Professor Lahiri, who founded Oxford’s Department of Linguistics, will receive her award for a study of pertinacity. She points out that natural languages change in time. Nevertheless, this project takes the challenging view that phonology is pertinacious and changes in existing phonological systems are strictly limited. To examine the principle of Pertinacity, comparable phonological processes internal to individual languages as well as influences due to borrowing between languages will be examined across Germanic and Indo-Aryan language families, combining classical historical research with psycholinguistic and neurolinguistic experimentation and computational speech recognition.

Commenting on her award, Professor Lahiri says: 'I am extremely grateful and deeply honoured that my peers believe in this line of research in linguistics and have supported advanced grant funding for me for the third time. I sincerely hope we will be able to retain ERC funding in this country for the sake of the next generation in humanities when academic prospects in general are so bleak.'

ERC Advanced Grants are five-year awards, designed to support excellent scientists and scholars in any field at the career stage when they are already established research leaders, with a recognised track record of research achievements.  

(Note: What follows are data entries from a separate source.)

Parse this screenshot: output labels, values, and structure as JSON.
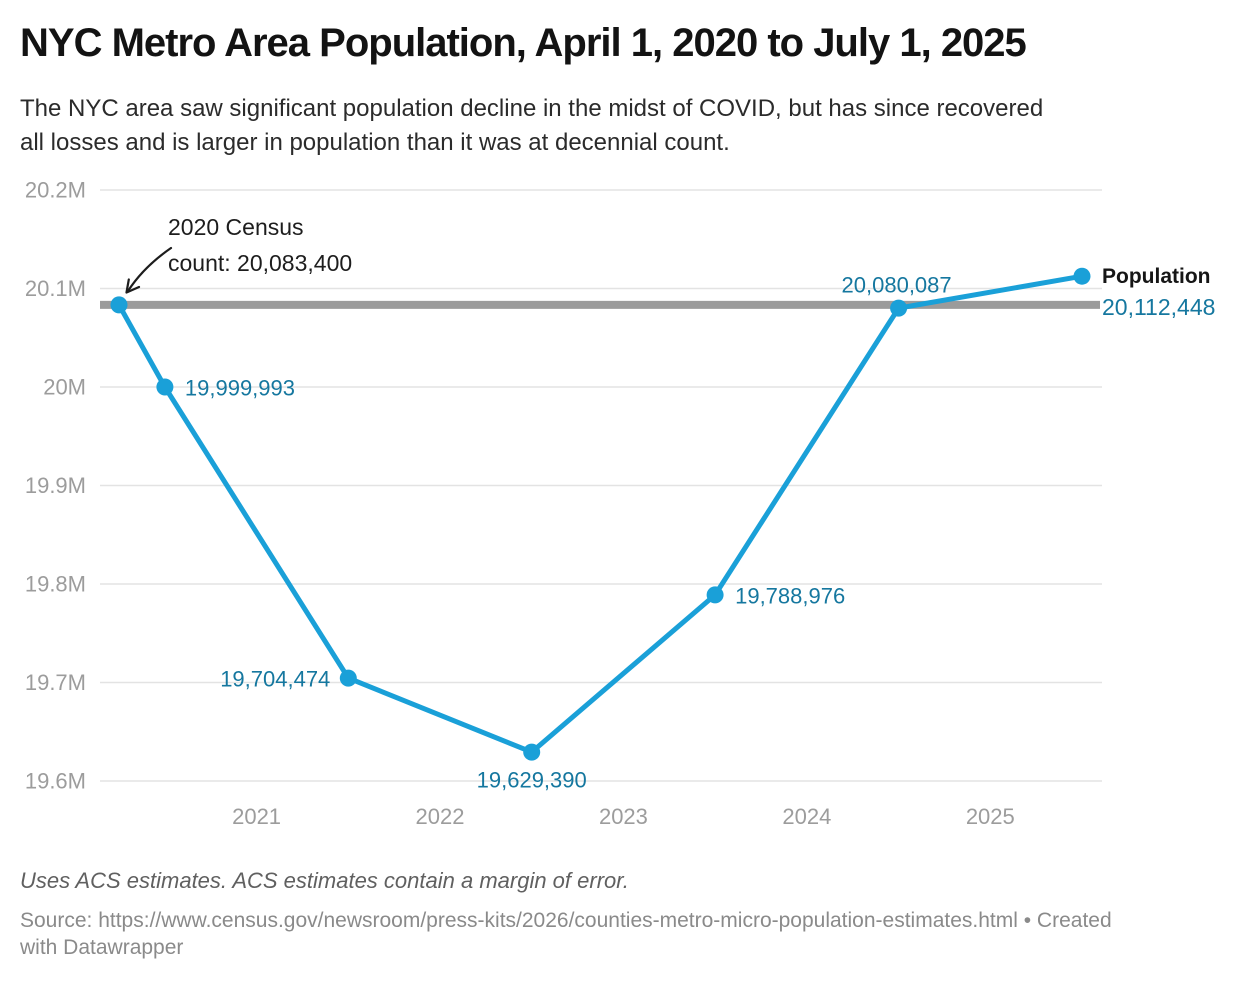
{
  "header": {
    "title": "NYC Metro Area Population, April 1, 2020 to July 1, 2025",
    "subtitle": "The NYC area saw significant population decline in the midst of COVID, but has since recovered\nall losses and is larger in population than it was at decennial count."
  },
  "chart_data": {
    "type": "line",
    "title": "NYC Metro Area Population, April 1, 2020 to July 1, 2025",
    "x_dates": [
      "2020-04-01",
      "2020-07-01",
      "2021-07-01",
      "2022-07-01",
      "2023-07-01",
      "2024-07-01",
      "2025-07-01"
    ],
    "x": [
      2020.25,
      2020.5,
      2021.5,
      2022.5,
      2023.5,
      2024.5,
      2025.5
    ],
    "series": [
      {
        "name": "Population",
        "values": [
          20083400,
          19999993,
          19704474,
          19629390,
          19788976,
          20080087,
          20112448
        ]
      }
    ],
    "point_labels": [
      "",
      "19,999,993",
      "19,704,474",
      "19,629,390",
      "19,788,976",
      "20,080,087",
      ""
    ],
    "label_positions": [
      "none",
      "right",
      "left",
      "below",
      "right",
      "above",
      "legend"
    ],
    "y_ticks": {
      "values": [
        20200000,
        20100000,
        20000000,
        19900000,
        19800000,
        19700000,
        19600000
      ],
      "labels": [
        "20.2M",
        "20.1M",
        "20M",
        "19.9M",
        "19.8M",
        "19.7M",
        "19.6M"
      ]
    },
    "x_ticks": {
      "values": [
        2021,
        2022,
        2023,
        2024,
        2025
      ],
      "labels": [
        "2021",
        "2022",
        "2023",
        "2024",
        "2025"
      ]
    },
    "ylim": [
      19600000,
      20200000
    ],
    "grid": true,
    "legend_position": "right-of-last-point",
    "reference_line": {
      "value": 20083400,
      "label": "2020 Census count: 20,083,400"
    },
    "colors": {
      "line": "#1aa0d8",
      "point": "#1aa0d8",
      "point_label_text": "#15779f",
      "reference_line": "#9b9b9b",
      "grid": "#e3e3e3",
      "axis_text": "#9c9c9c",
      "annotation_text": "#1d1d1d"
    }
  },
  "annotation": {
    "text": "2020 Census\ncount: 20,083,400"
  },
  "legend": {
    "series": "Population",
    "value": "20,112,448"
  },
  "footer": {
    "notes": "Uses ACS estimates. ACS estimates contain a margin of error.",
    "source": "Source: https://www.census.gov/newsroom/press-kits/2026/counties-metro-micro-population-estimates.html • Created\nwith Datawrapper"
  }
}
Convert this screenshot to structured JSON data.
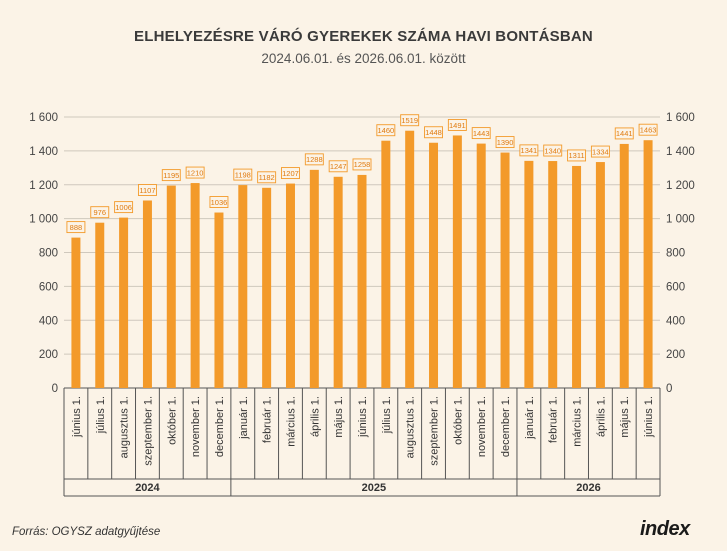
{
  "chart_data": {
    "type": "bar",
    "title": "ELHELYEZÉSRE VÁRÓ GYEREKEK SZÁMA HAVI BONTÁSBAN",
    "subtitle": "2024.06.01. és 2026.06.01. között",
    "categories": [
      "június 1.",
      "július 1.",
      "augusztus 1.",
      "szeptember 1.",
      "október 1.",
      "november 1.",
      "december 1.",
      "január 1.",
      "február 1.",
      "március 1.",
      "április 1.",
      "május 1.",
      "június 1.",
      "július 1.",
      "augusztus 1.",
      "szeptember 1.",
      "október 1.",
      "november 1.",
      "december 1.",
      "január 1.",
      "február 1.",
      "március 1.",
      "április 1.",
      "május 1.",
      "június 1."
    ],
    "values": [
      888,
      976,
      1006,
      1107,
      1195,
      1210,
      1036,
      1198,
      1182,
      1207,
      1288,
      1247,
      1258,
      1460,
      1519,
      1448,
      1491,
      1443,
      1390,
      1341,
      1340,
      1311,
      1334,
      1441,
      1463
    ],
    "years": [
      {
        "label": "2024",
        "count": 7
      },
      {
        "label": "2025",
        "count": 12
      },
      {
        "label": "2026",
        "count": 6
      }
    ],
    "ylim": [
      0,
      1600
    ],
    "yticks": [
      0,
      200,
      400,
      600,
      800,
      1000,
      1200,
      1400,
      1600
    ],
    "ytick_labels": [
      "0",
      "200",
      "400",
      "600",
      "800",
      "1 000",
      "1 200",
      "1 400",
      "1 600"
    ],
    "grid": true,
    "colors": {
      "bar": "#f39a2a",
      "label_border": "#f39a2a",
      "label_text": "#e07b10",
      "grid": "#cfc8bd"
    }
  },
  "footer": {
    "source": "Forrás: OGYSZ adatgyűjtése",
    "logo": "index"
  }
}
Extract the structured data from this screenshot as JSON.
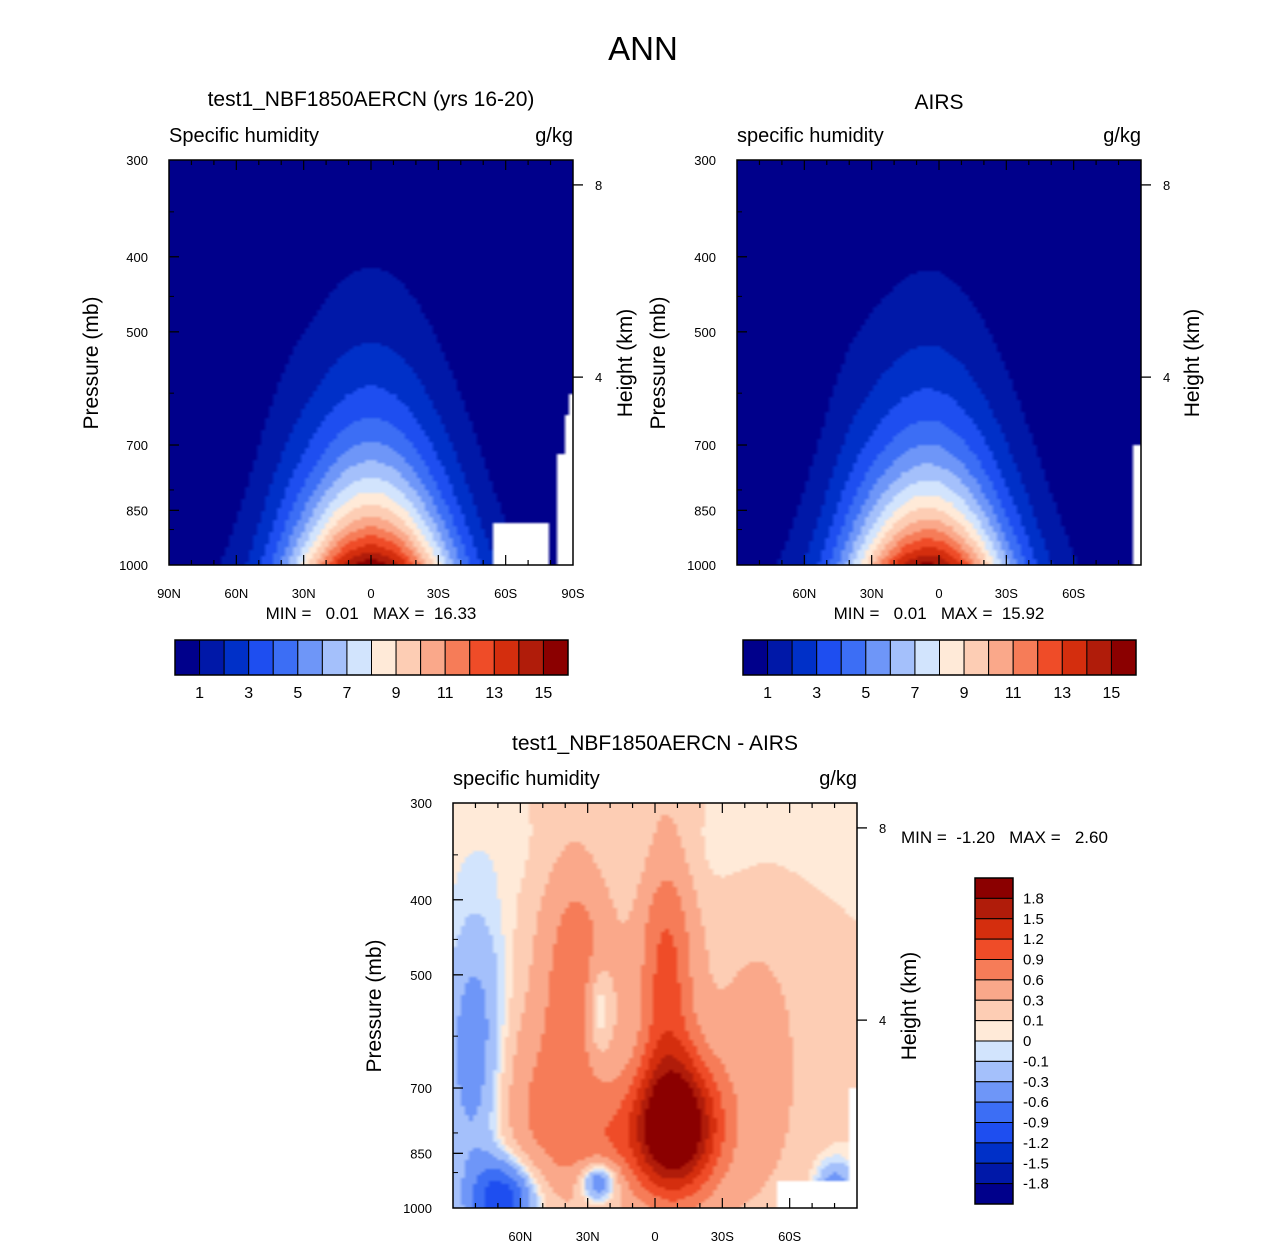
{
  "page": {
    "title": "ANN"
  },
  "chart_data": [
    {
      "type": "heatmap",
      "id": "model",
      "title": "test1_NBF1850AERCN (yrs 16-20)",
      "left_label": "Specific humidity",
      "right_label": "g/kg",
      "xlabel": "",
      "ylabel": "Pressure (mb)",
      "ylabel_right": "Height (km)",
      "x_ticks": [
        "90N",
        "60N",
        "30N",
        "0",
        "30S",
        "60S",
        "90S"
      ],
      "x_tick_lat": [
        90,
        60,
        30,
        0,
        -30,
        -60,
        -90
      ],
      "xlim": [
        90,
        -90
      ],
      "y_ticks": [
        "300",
        "400",
        "500",
        "700",
        "850",
        "1000"
      ],
      "y_tick_p": [
        300,
        400,
        500,
        700,
        850,
        1000
      ],
      "ylim": [
        300,
        1000
      ],
      "height_ticks": [
        "8",
        "4"
      ],
      "height_km": [
        8,
        4
      ],
      "min_max_text": "MIN =   0.01   MAX =  16.33",
      "min": 0.01,
      "max": 16.33,
      "peak_lat": 0,
      "colorbar": {
        "orientation": "horizontal",
        "levels": [
          "1",
          "3",
          "5",
          "7",
          "9",
          "11",
          "13",
          "15"
        ],
        "level_values": [
          1,
          2,
          3,
          4,
          5,
          6,
          7,
          8,
          9,
          10,
          11,
          12,
          13,
          14,
          15
        ],
        "colors": [
          "#00008b",
          "#0018a8",
          "#0030c8",
          "#1e4ef0",
          "#3c6ef5",
          "#6e96f8",
          "#a4c0fb",
          "#d2e4fd",
          "#ffead8",
          "#fdcdb4",
          "#faa88a",
          "#f67c58",
          "#ef4c28",
          "#d42e0e",
          "#b01c0a",
          "#8b0000"
        ]
      }
    },
    {
      "type": "heatmap",
      "id": "obs",
      "title": "AIRS",
      "left_label": "specific humidity",
      "right_label": "g/kg",
      "xlabel": "",
      "ylabel": "Pressure (mb)",
      "ylabel_right": "Height (km)",
      "x_ticks": [
        "60N",
        "30N",
        "0",
        "30S",
        "60S"
      ],
      "x_tick_lat": [
        60,
        30,
        0,
        -30,
        -60
      ],
      "xlim": [
        90,
        -90
      ],
      "y_ticks": [
        "300",
        "400",
        "500",
        "700",
        "850",
        "1000"
      ],
      "y_tick_p": [
        300,
        400,
        500,
        700,
        850,
        1000
      ],
      "ylim": [
        300,
        1000
      ],
      "height_ticks": [
        "8",
        "4"
      ],
      "height_km": [
        8,
        4
      ],
      "min_max_text": "MIN =   0.01   MAX =  15.92",
      "min": 0.01,
      "max": 15.92,
      "peak_lat": 5,
      "colorbar": {
        "orientation": "horizontal",
        "levels": [
          "1",
          "3",
          "5",
          "7",
          "9",
          "11",
          "13",
          "15"
        ],
        "level_values": [
          1,
          2,
          3,
          4,
          5,
          6,
          7,
          8,
          9,
          10,
          11,
          12,
          13,
          14,
          15
        ],
        "colors": [
          "#00008b",
          "#0018a8",
          "#0030c8",
          "#1e4ef0",
          "#3c6ef5",
          "#6e96f8",
          "#a4c0fb",
          "#d2e4fd",
          "#ffead8",
          "#fdcdb4",
          "#faa88a",
          "#f67c58",
          "#ef4c28",
          "#d42e0e",
          "#b01c0a",
          "#8b0000"
        ]
      }
    },
    {
      "type": "heatmap",
      "id": "diff",
      "title": "test1_NBF1850AERCN - AIRS",
      "left_label": "specific humidity",
      "right_label": "g/kg",
      "xlabel": "",
      "ylabel": "Pressure (mb)",
      "ylabel_right": "Height (km)",
      "x_ticks": [
        "60N",
        "30N",
        "0",
        "30S",
        "60S"
      ],
      "x_tick_lat": [
        60,
        30,
        0,
        -30,
        -60
      ],
      "xlim": [
        90,
        -90
      ],
      "y_ticks": [
        "300",
        "400",
        "500",
        "700",
        "850",
        "1000"
      ],
      "y_tick_p": [
        300,
        400,
        500,
        700,
        850,
        1000
      ],
      "ylim": [
        300,
        1000
      ],
      "height_ticks": [
        "8",
        "4"
      ],
      "height_km": [
        8,
        4
      ],
      "min_max_text": "MIN =  -1.20   MAX =   2.60",
      "min": -1.2,
      "max": 2.6,
      "colorbar": {
        "orientation": "vertical",
        "levels": [
          "1.8",
          "1.5",
          "1.2",
          "0.9",
          "0.6",
          "0.3",
          "0.1",
          "0",
          "-0.1",
          "-0.3",
          "-0.6",
          "-0.9",
          "-1.2",
          "-1.5",
          "-1.8"
        ],
        "colors": [
          "#8b0000",
          "#b01c0a",
          "#d42e0e",
          "#ef4c28",
          "#f67c58",
          "#faa88a",
          "#fdcdb4",
          "#ffead8",
          "#d2e4fd",
          "#a4c0fb",
          "#6e96f8",
          "#3c6ef5",
          "#1e4ef0",
          "#0030c8",
          "#0018a8",
          "#00008b"
        ]
      }
    }
  ]
}
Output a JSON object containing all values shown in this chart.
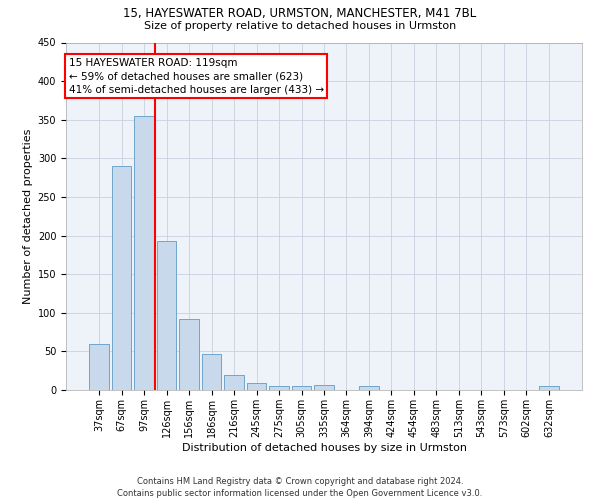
{
  "title1": "15, HAYESWATER ROAD, URMSTON, MANCHESTER, M41 7BL",
  "title2": "Size of property relative to detached houses in Urmston",
  "xlabel": "Distribution of detached houses by size in Urmston",
  "ylabel": "Number of detached properties",
  "bar_labels": [
    "37sqm",
    "67sqm",
    "97sqm",
    "126sqm",
    "156sqm",
    "186sqm",
    "216sqm",
    "245sqm",
    "275sqm",
    "305sqm",
    "335sqm",
    "364sqm",
    "394sqm",
    "424sqm",
    "454sqm",
    "483sqm",
    "513sqm",
    "543sqm",
    "573sqm",
    "602sqm",
    "632sqm"
  ],
  "bar_values": [
    59,
    290,
    355,
    193,
    92,
    47,
    20,
    9,
    5,
    5,
    6,
    0,
    5,
    0,
    0,
    0,
    0,
    0,
    0,
    0,
    5
  ],
  "bar_color": "#c9d9ec",
  "bar_edgecolor": "#6ea4cc",
  "annotation_text": "15 HAYESWATER ROAD: 119sqm\n← 59% of detached houses are smaller (623)\n41% of semi-detached houses are larger (433) →",
  "annotation_box_color": "white",
  "annotation_box_edgecolor": "red",
  "vline_color": "red",
  "vline_x_index": 2.5,
  "ylim": [
    0,
    450
  ],
  "yticks": [
    0,
    50,
    100,
    150,
    200,
    250,
    300,
    350,
    400,
    450
  ],
  "background_color": "#eef2f9",
  "grid_color": "#c8d0df",
  "footer": "Contains HM Land Registry data © Crown copyright and database right 2024.\nContains public sector information licensed under the Open Government Licence v3.0.",
  "title1_fontsize": 8.5,
  "title2_fontsize": 8.0,
  "footer_fontsize": 6.0,
  "ylabel_fontsize": 8.0,
  "xlabel_fontsize": 8.0,
  "tick_fontsize": 7.0,
  "annot_fontsize": 7.5
}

The holding of ERC awards by researchers based at UK institutions is subject to formalisation of the UK’s association to Horizon Europe, which remains the stated priority for the UK government, in line with the Trade and Cooperation Agreement agreed between the UK and the EU in December 2020. In the event that association is not confirmed by the final date for signature of grant agreements then the UK government’s Horizon Europe funding guarantee will apply, with UK awardees receiving equivalent funding via UKRI.